Stop by Booth #120 to see unique and proprietary microplate reader technology that separates BMG LABTECH from the rest. BMG LABTECH features not found on any other instrument, include: ultra-fast, full spectrum (220-1000 nm) absorbance analysis for chemical or biological samples; laser-based,NEPHELOstarPlus_ACU.gif light-scattering nephelometery for measuring compound solubility; Atmospheric Control Unit (ACU) for optimizing cell-based assay experiments or for inducing disease states such as hypoxia; and Direct Optic Bottom reading for unmatched signal-to-noise ratios in all fluorescent protein assays such as GFP, YFP and mCherry.

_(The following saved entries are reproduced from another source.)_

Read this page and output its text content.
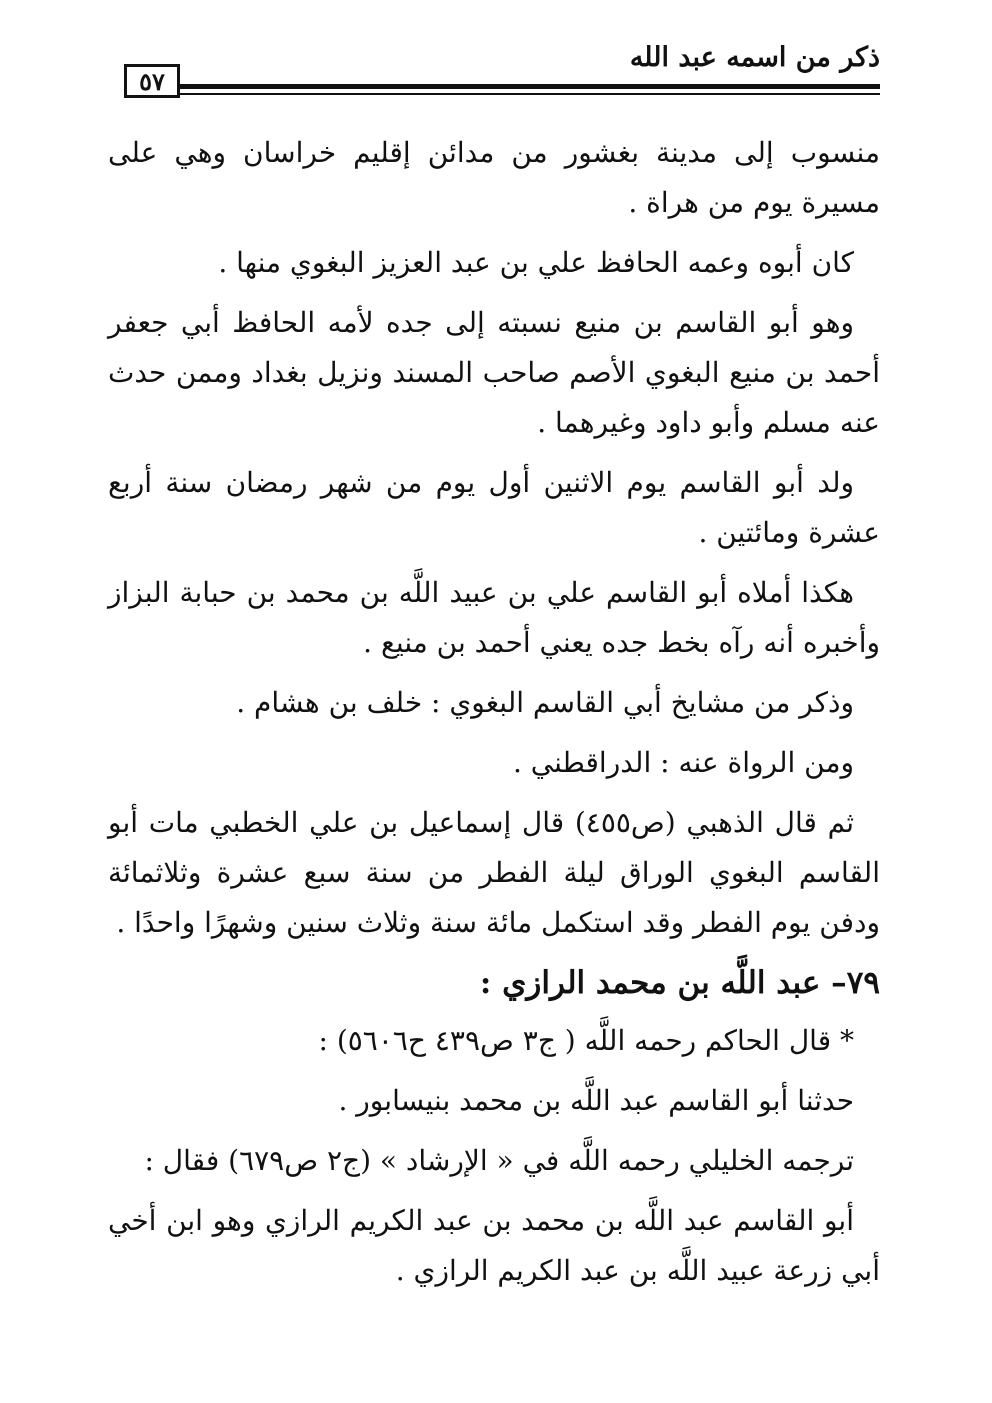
ذكر من اسمه عبد الله
٥٧

منسوب إلى مدينة بغشور من مدائن إقليم خراسان وهي على مسيرة يوم من هراة .

كان أبوه وعمه الحافظ علي بن عبد العزيز البغوي منها .

وهو أبو القاسم بن منيع نسبته إلى جده لأمه الحافظ أبي جعفر أحمد بن منيع البغوي الأصم صاحب المسند ونزيل بغداد وممن حدث عنه مسلم وأبو داود وغيرهما .

ولد أبو القاسم يوم الاثنين أول يوم من شهر رمضان سنة أربع عشرة ومائتين .

هكذا أملاه أبو القاسم علي بن عبيد اللَّه بن محمد بن حبابة البزاز وأخبره أنه رآه بخط جده يعني أحمد بن منيع .

وذكر من مشايخ أبي القاسم البغوي : خلف بن هشام .

ومن الرواة عنه : الدراقطني .

ثم قال الذهبي (ص٤٥٥) قال إسماعيل بن علي الخطبي مات أبو القاسم البغوي الوراق ليلة الفطر من سنة سبع عشرة وثلاثمائة ودفن يوم الفطر وقد استكمل مائة سنة وثلاث سنين وشهرًا واحدًا .

٧٩– عبد اللَّه بن محمد الرازي :

* قال الحاكم رحمه اللَّه ( ج٣ ص٤٣٩ ح٥٦٠٦) :

حدثنا أبو القاسم عبد اللَّه بن محمد بنيسابور .

ترجمه الخليلي رحمه اللَّه في « الإرشاد » (ج٢ ص٦٧٩) فقال :

أبو القاسم عبد اللَّه بن محمد بن عبد الكريم الرازي وهو ابن أخي أبي زرعة عبيد اللَّه بن عبد الكريم الرازي .
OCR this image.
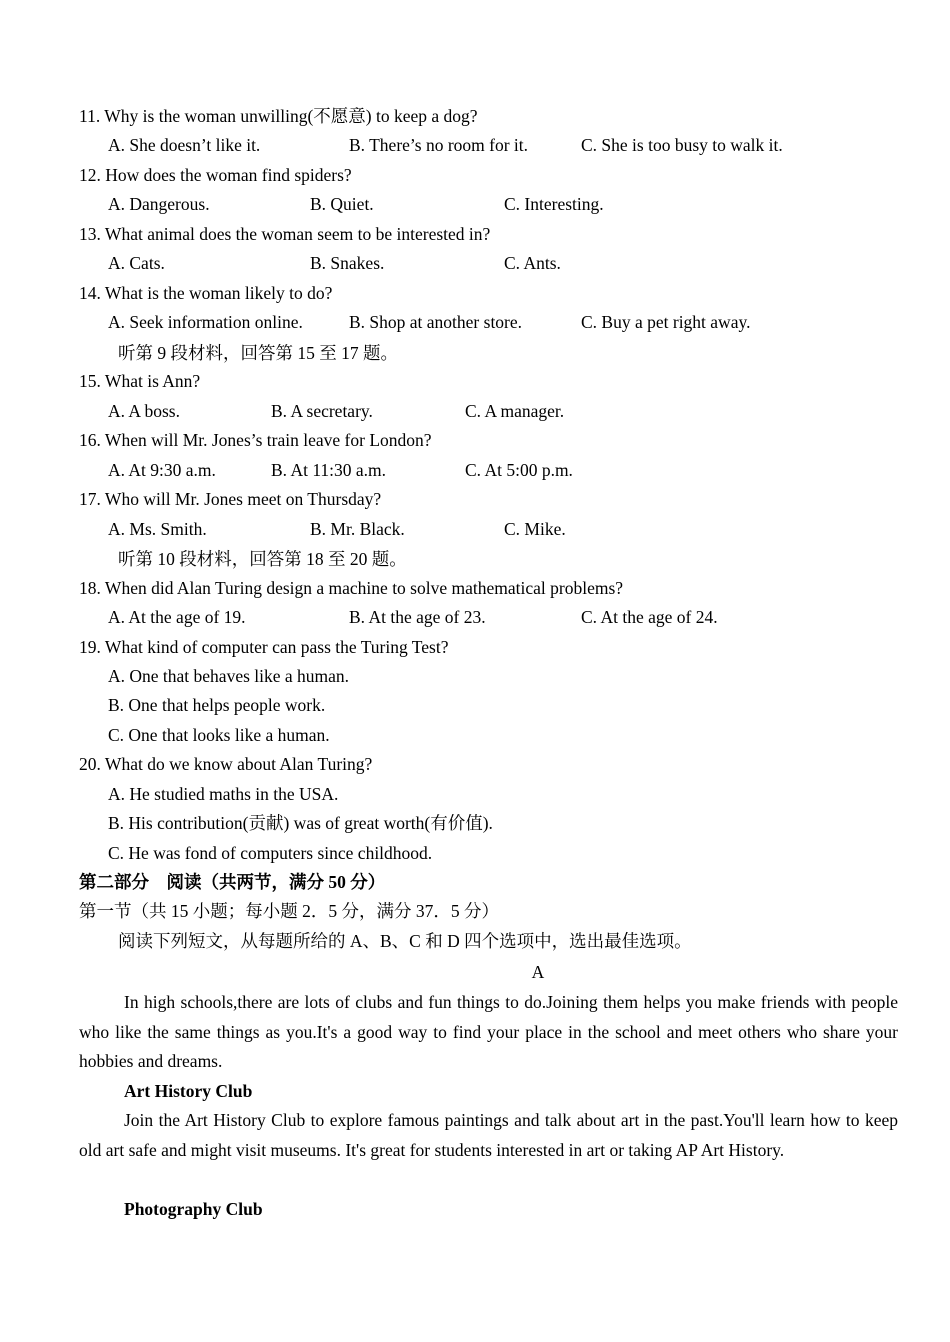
11. Why is the woman unwilling(不愿意) to keep a dog?

A. She doesn’t like it.

	B. There’s no room for it.

	C. She is too busy to walk it.

12. How does the woman find spiders?

A. Dangerous.

	B. Quiet.

	C. Interesting.

13. What animal does the woman seem to be interested in?

A. Cats.

	B. Snakes.

	C. Ants.

14. What is the woman likely to do?

A. Seek information online.

	B. Shop at another store.

	C. Buy a pet right away.

听第 9 段材料，回答第 15 至 17 题。
15. What is Ann?

A. A boss.

	B. A secretary.

	C. A manager.

16. When will Mr. Jones’s train leave for London?

A. At 9:30 a.m.

	B. At 11:30 a.m.

	C. At 5:00 p.m.

17. Who will Mr. Jones meet on Thursday?

A. Ms. Smith.

	B. Mr. Black.

	C. Mike.

听第 10 段材料，回答第 18 至 20 题。
18. When did Alan Turing design a machine to solve mathematical problems?

A. At the age of 19.

	B. At the age of 23.

	C. At the age of 24.

19. What kind of computer can pass the Turing Test?
A. One that behaves like a human.
B. One that helps people work.
C. One that looks like a human.
20. What do we know about Alan Turing?
A. He studied maths in the USA.
B. His contribution(贡献) was of great worth(有价值).
C. He was fond of computers since childhood.
第二部分　阅读（共两节，满分 50 分）
第一节（共 15 小题；每小题 2．5 分，满分 37．5 分）
阅读下列短文，从每题所给的 A、B、C 和 D 四个选项中，选出最佳选项。
A
In high schools,there are lots of clubs and fun things to do.Joining them helps you make friends with people who like the same things as you.It's a good way to find your place in the school and meet others who share your hobbies and dreams.
Art History Club
Join the Art History Club to explore famous paintings and talk about art in the past.You'll learn how to keep old art safe and might visit museums. It's great for students interested in art or taking AP Art History.
Photography Club
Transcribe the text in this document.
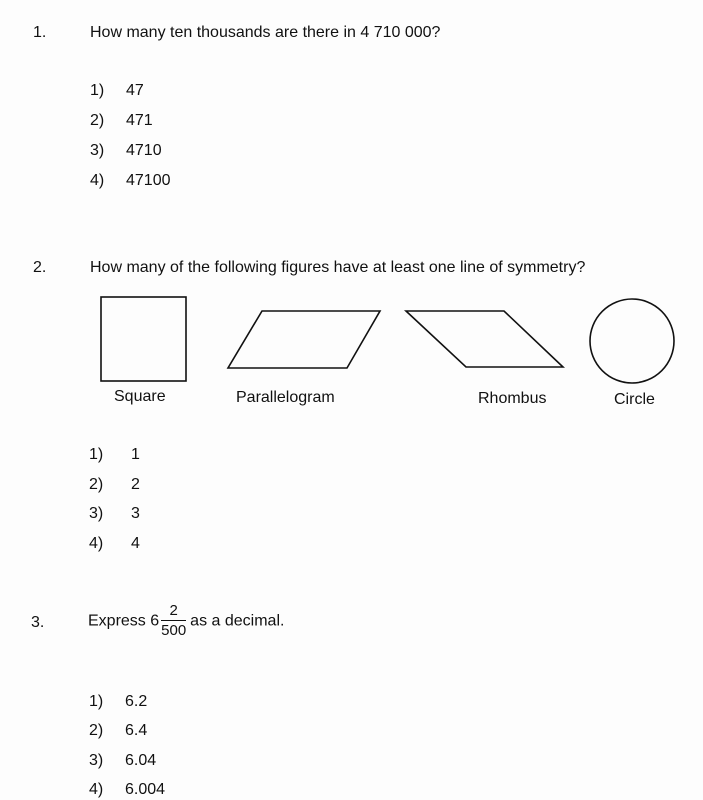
1.	How many ten thousands are there in 4 710 000?
1) 47
2) 471
3) 4710
4) 47100
2.	How many of the following figures have at least one line of symmetry?
Square	Parallelogram	Rhombus	Circle
1) 1
2) 2
3) 3
4) 4
3.	Express $6 \frac{2}{500}$ as a decimal.
1) 6.2
2) 6.4
3) 6.04
4) 6.004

BMG LABTECH will also highlight their microplate readers in several application posters. One poster, presented in conjunction with Pharma Diagnostics, will show how the SoPRanoTM label-free technology is easily executed on a BMG LABTECH spectrometer-based microplate reader. When proteins bind to the SoPRanoTM Gold-Nano Rods, there is a shift in the ODmax. This ODmax shift is easily monitored with a BMG LABTECH spectrometer-based instrument, which can capture a full spectrum in less than one second per well. This allows protein-protein interactions to be readily monitored with this system. Another poster, in conjunction with BellBrook Laboratories, describes the generic Transcreener® FP assay platform that can be used to measure a diverse set of enzymes in an HTS format, including Methyltransferase, Acetyltransferase, Kinases, ATPases, and GTPases. These robust and highly reproducible assays were performed on the PHERAstar Plus HTS instrument using Simultaneous Dual Emission (SDE) detection. Simultaneous Dual Emission Detection substantially reduces plate read times and it corrects for any signal variations due to differences in well volumes, concentrations, or fluctuations in excitation energy.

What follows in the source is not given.